Banques, services de paiement mobile, sociétés d’Etat, personnalités politiques. Nul n’est à l’abri des cybercriminels, ces hors-la-loi qui semblent avoir une longueur d’avance sur leurs victimes. La lutte contre la cybercriminalité est un travail de longue haleine et le plus grand obstacle, selon Younoussa Sanfo, expert en sécurité informatique, demeure « l’obscurantisme », de certains acteurs. Dans une interview qu’il nous a accordée, vendredi 24 mars 2017 à Ouagadougou, l’homme aborde sans faux-fuyant les contours de la 3e grande menace de la planétaire.

Lefaso.net : Un ancien policier devenu expert en sécurité informatique. Quelle est l’histoire ?
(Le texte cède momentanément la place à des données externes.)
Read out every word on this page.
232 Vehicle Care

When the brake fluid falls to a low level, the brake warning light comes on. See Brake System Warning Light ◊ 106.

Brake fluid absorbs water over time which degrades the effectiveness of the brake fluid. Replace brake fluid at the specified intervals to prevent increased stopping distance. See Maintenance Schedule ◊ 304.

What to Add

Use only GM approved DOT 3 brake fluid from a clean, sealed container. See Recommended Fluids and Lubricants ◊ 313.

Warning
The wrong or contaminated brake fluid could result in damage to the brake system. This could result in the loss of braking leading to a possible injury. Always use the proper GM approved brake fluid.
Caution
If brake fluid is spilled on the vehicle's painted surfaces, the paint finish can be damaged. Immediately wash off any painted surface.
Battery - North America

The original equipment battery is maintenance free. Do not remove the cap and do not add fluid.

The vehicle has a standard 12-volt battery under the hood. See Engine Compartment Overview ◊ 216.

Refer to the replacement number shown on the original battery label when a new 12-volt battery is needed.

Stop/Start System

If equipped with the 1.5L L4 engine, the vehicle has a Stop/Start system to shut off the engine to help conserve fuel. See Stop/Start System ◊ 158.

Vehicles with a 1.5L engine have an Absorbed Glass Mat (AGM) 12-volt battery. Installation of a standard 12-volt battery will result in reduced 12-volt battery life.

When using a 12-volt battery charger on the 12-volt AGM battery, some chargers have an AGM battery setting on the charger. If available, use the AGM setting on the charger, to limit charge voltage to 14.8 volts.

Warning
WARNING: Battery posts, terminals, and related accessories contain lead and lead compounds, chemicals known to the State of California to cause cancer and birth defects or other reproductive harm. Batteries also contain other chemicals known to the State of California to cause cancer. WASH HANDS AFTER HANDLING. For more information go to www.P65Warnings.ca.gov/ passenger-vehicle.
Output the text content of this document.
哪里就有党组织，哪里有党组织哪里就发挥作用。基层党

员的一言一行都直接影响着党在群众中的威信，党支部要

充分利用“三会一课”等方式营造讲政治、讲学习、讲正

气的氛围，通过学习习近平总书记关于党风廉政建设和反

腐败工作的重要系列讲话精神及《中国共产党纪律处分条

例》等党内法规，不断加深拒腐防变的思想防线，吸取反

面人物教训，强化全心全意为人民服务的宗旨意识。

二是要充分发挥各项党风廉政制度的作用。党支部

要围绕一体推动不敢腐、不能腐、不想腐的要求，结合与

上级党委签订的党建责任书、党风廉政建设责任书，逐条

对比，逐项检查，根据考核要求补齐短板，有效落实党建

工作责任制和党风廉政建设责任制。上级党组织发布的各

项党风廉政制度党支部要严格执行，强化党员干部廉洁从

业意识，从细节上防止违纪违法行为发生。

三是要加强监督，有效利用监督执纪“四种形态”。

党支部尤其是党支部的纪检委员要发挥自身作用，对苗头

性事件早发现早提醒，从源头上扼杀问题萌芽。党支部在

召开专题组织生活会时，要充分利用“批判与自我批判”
Youn Sanfo : Pour moi, c’est une évolution, une continuité. J’étais inspecteur de police. J’ai travaillé dans les Renseignements, à la Sûreté de l’Etat, à la Police de l’aéroport, à la Brigade de recherche. J’ai travaillé dans des services où le traitement de l’information était le nerf de la guerre. Celui qui arrivait le mieux à traiter l’information faisait la différence. Quand j’ai voulu reprendre les études, je ne visais pas obligatoirement l’informatique. C’est à la suite d’un test qu’on m’a orienté en informatique. Aux autres camarades, on a proposé trois filières et à moi, une seule. Informatique, informatique ou informatique. Dès que j’ai commencé l’informatique, très rapidement, la sécurité a commencé à m’intéresser parce que je faisais un parallèle avec mon métier de policier. Faire la sécurité informatique, reviens en quelque sorte à faire mon ancien métier.

Lefaso.net : Parlez-nous de vos débuts dans le domaine au Burkina ?
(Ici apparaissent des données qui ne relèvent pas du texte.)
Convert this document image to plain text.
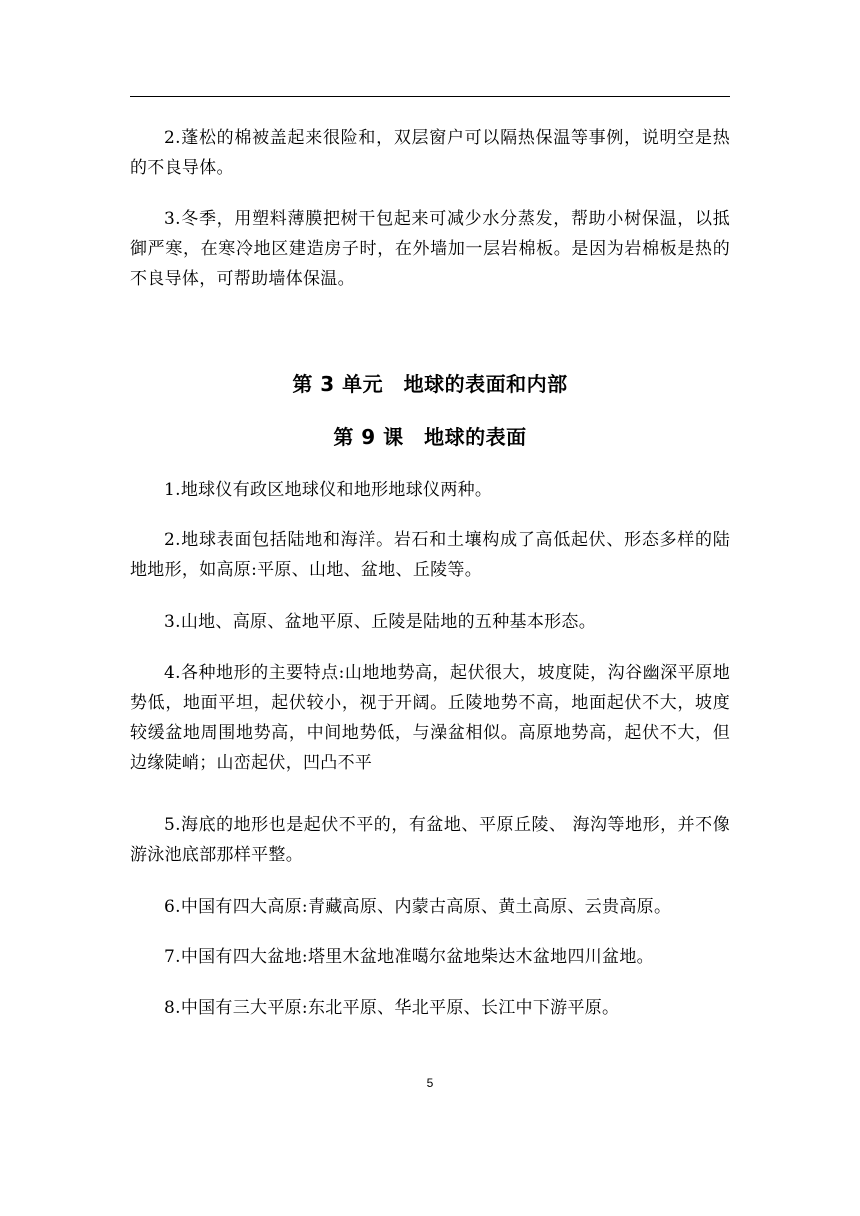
2.蓬松的棉被盖起来很险和，双层窗户可以隔热保温等事例，说明空是热的不良导体。

3.冬季，用塑料薄膜把树干包起来可减少水分蒸发，帮助小树保温，以抵御严寒，在寒冷地区建造房子时，在外墙加一层岩棉板。是因为岩棉板是热的不良导体，可帮助墙体保温。

第 3 单元　地球的表面和内部
第 9 课　地球的表面

1.地球仪有政区地球仪和地形地球仪两种。

2.地球表面包括陆地和海洋。岩石和土壤构成了高低起伏、形态多样的陆地地形，如高原:平原、山地、盆地、丘陵等。

3.山地、高原、盆地平原、丘陵是陆地的五种基本形态。

4.各种地形的主要特点:山地地势高，起伏很大，坡度陡，沟谷幽深平原地势低，地面平坦，起伏较小，视于开阔。丘陵地势不高，地面起伏不大，坡度较缓盆地周围地势高，中间地势低，与澡盆相似。高原地势高，起伏不大，但边缘陡峭；山峦起伏，凹凸不平

5.海底的地形也是起伏不平的，有盆地、平原丘陵、 海沟等地形，并不像游泳池底部那样平整。

6.中国有四大高原:青藏高原、内蒙古高原、黄土高原、云贵高原。

7.中国有四大盆地:塔里木盆地准噶尔盆地柴达木盆地四川盆地。

8.中国有三大平原:东北平原、华北平原、长江中下游平原。

5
Youn Sanfo : J’ai créé Intrapole mais je n’avais pas de clients. J’essayais de sensibiliser les gens mais on ne m’écoutait pas. Les gens se demandaient comment on ne pouvait faire que de la sécurité. A l’époque, il n’y avait même pas de spécialiste en sécurité en Afrique. J’ai dû repartir en France et je venais de temps en temps jusqu’à ce que la DELGI (Délégation générale de l’informatique, ndlr) me fasse appel pour l’aider à installer des serveurs sécurisés. Une Banque m’a ensuite appelé.

L’information est passée de bouche à oreille et j’ai travaillé avec deux autres banques. C’est après cela que je suis revenu m’installer parce que j’avais déjà des clients pour payer mes salariés. Depuis cinq ans, je ne vais pas chercher les clients. C’est eux qui viennent à moi. Je ne regrette pas d’avoir quitté la France parce qu’ici je suis plus utile à mon pays. En 2000, nous étions six experts en sécurité en France. Aujourd’hui, il y a près de 3000 experts en sécurité.

Lefaso.net : En tant qu’expert, pouvez-vous nous donner une définition simple de la cybercriminalité ?

Youn Sanfo : La cybercriminalité est l’ensemble des infractions liées soit à l’utilisation d’un ordinateur, d’un téléphone, à l’exploitation du numérique, de l’information ; soit une infraction dirigée contre ces outils ou fait avec l’aide de ceux-là.

Lefaso.net : A quel moment a-t-on commencé à parler de cybercriminalité au Burkina ?

Youn Sanfo : On a commencé à parler de cybercriminalité depuis qu’on a commencé à utiliser internet. Le fait existait, c’est-à-dire qu’il y avait des crimes de nature cyber mais le mot « cybercriminalité » n’était pas connu. Lorsque les gens avaient des ordinateurs, il y a 20 ans, il y en a qui tentaient de modifier des écritures dans les entreprises. Aujourd’hui, c’est puni dans le cadre de la cybercriminalité mais à cette époque, on n’en parlait pas. Internet étant un monde totalement connecté, même les apprentis en matière de cybercriminalité apprennent très vite parce qu’ils ont plus de ressources. C’est là qu’on a vu apparaitre les brouteurs en Côte d’Ivoire. Ces brouteurs sont un peu partout et on les retrouve même au Burkina Faso.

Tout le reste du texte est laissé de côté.